On Thu, Jul 24, 2008 at 3:20 PM, John Vandenberg jayvdb@gmail.com wrote:
Hi,
I've been told that a large percentage of the EB1911 sits within the history of English Wikipedia, and a during a recent discussion about EB1911 here few checks indicate that this is possibly true, and that the EB1911 text imported into Wikipedia is from a decent transcription. In the following very long discussion, there are a two tables consisting of five Wikipedia articles starting with "A" and "B", a link to the Wikipedia revision consisting of the EB1911 text, a link to the copy now on Wikisource, and a link to the pagescan (set up by Tim Starling):
http://en.wikipedia.org/wiki/Wikipedia_talk:Plagiarism
I am interested in piecing together the history of the EB1911 import, because if this was as extensive as some claim, hidden in Wikipedia is possibly the best and most complete available transcription of EB1911, and I would like to work out a good algorithm to pull it out and put it on Wikisource, which has slowly been building an online copy that is true to the original.
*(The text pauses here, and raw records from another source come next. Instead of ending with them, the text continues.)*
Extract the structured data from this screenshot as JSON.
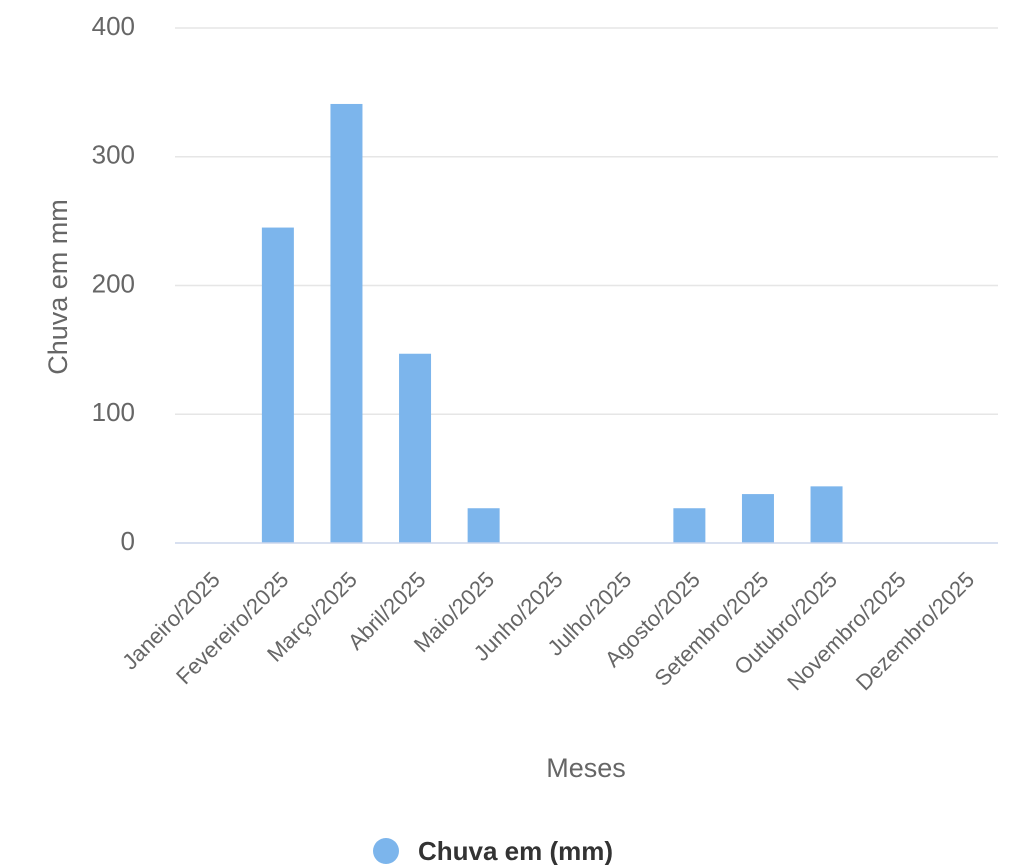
{
  "chart_data": {
    "type": "bar",
    "categories": [
      "Janeiro/2025",
      "Fevereiro/2025",
      "Março/2025",
      "Abril/2025",
      "Maio/2025",
      "Junho/2025",
      "Julho/2025",
      "Agosto/2025",
      "Setembro/2025",
      "Outubro/2025",
      "Novembro/2025",
      "Dezembro/2025"
    ],
    "series": [
      {
        "name": "Chuva em (mm)",
        "values": [
          0,
          245,
          341,
          147,
          27,
          0,
          0,
          27,
          38,
          44,
          0,
          0
        ],
        "color": "#7cb5ec"
      }
    ],
    "xlabel": "Meses",
    "ylabel": "Chuva em mm",
    "ylim": [
      0,
      400
    ],
    "yticks": [
      0,
      100,
      200,
      300,
      400
    ],
    "grid": true,
    "legend_position": "bottom-center"
  }
}
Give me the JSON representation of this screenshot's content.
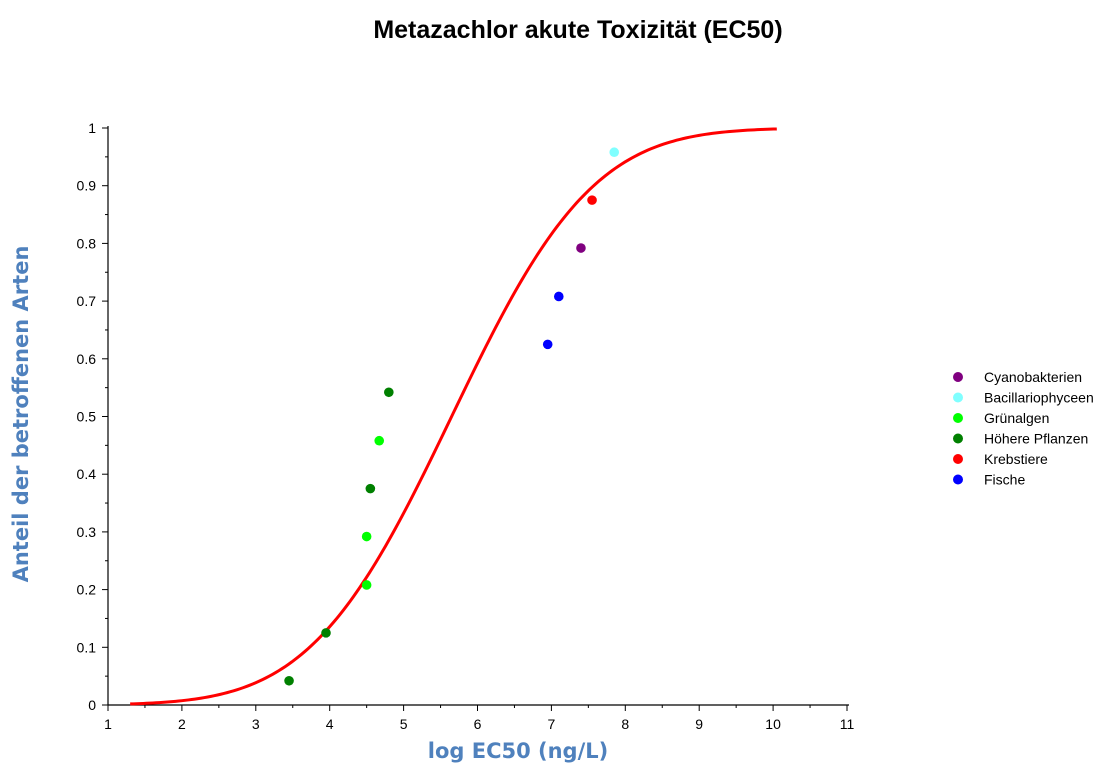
{
  "chart_data": {
    "type": "scatter",
    "title": "Metazachlor akute Toxizität (EC50)",
    "xlabel": "log EC50 (ng/L)",
    "ylabel": "Anteil der betroffenen Arten",
    "xlim": [
      1,
      11
    ],
    "ylim": [
      0,
      1
    ],
    "x_ticks": [
      "1",
      "2",
      "3",
      "4",
      "5",
      "6",
      "7",
      "8",
      "9",
      "10",
      "11"
    ],
    "y_ticks": [
      "0",
      "0.1",
      "0.2",
      "0.3",
      "0.4",
      "0.5",
      "0.6",
      "0.7",
      "0.8",
      "0.9",
      "1"
    ],
    "grid": false,
    "legend_position": "right",
    "series": [
      {
        "name": "Cyanobakterien",
        "color": "#800080",
        "points": [
          [
            7.4,
            0.792
          ]
        ]
      },
      {
        "name": "Bacillariophyceen",
        "color": "#80ffff",
        "points": [
          [
            7.85,
            0.958
          ]
        ]
      },
      {
        "name": "Grünalgen",
        "color": "#00ff00",
        "points": [
          [
            4.5,
            0.208
          ],
          [
            4.5,
            0.292
          ],
          [
            4.67,
            0.458
          ]
        ]
      },
      {
        "name": "Höhere Pflanzen",
        "color": "#008000",
        "points": [
          [
            3.45,
            0.042
          ],
          [
            3.95,
            0.125
          ],
          [
            4.55,
            0.375
          ],
          [
            4.8,
            0.542
          ]
        ]
      },
      {
        "name": "Krebstiere",
        "color": "#ff0000",
        "points": [
          [
            7.55,
            0.875
          ]
        ]
      },
      {
        "name": "Fische",
        "color": "#0000ff",
        "points": [
          [
            6.95,
            0.625
          ],
          [
            7.1,
            0.708
          ]
        ]
      }
    ],
    "fit_curve": {
      "type": "cumulative-normal",
      "color": "#ff0000",
      "x_range": [
        1.3,
        10.05
      ],
      "mean": 5.65,
      "sd": 1.5
    }
  }
}
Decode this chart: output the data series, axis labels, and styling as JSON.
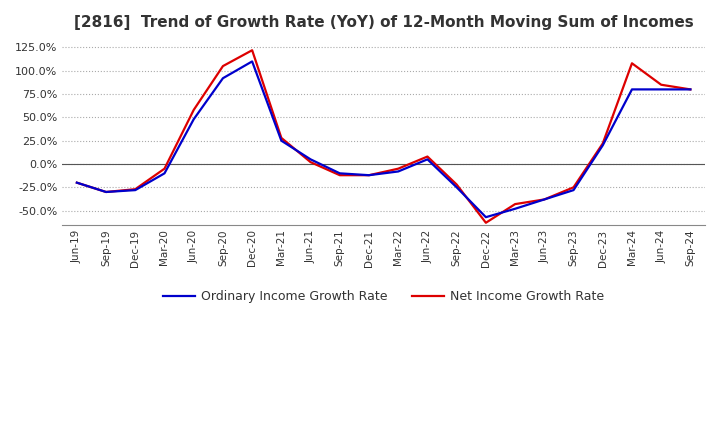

Or maybe we can find whoever imported it, and re-use the import files.
I think most EB1911 text was copied from http://www.1911encyclopedia.org before it became a wiki.
[[Category:Wikipedia articles incorporating text from the 1911 Encyclopædia Britannica]] contains >12.000 articles, there's a start.
To find every such article, get the full dump, extact the earliest version of each article, and grep for "1911" :-)
Magnus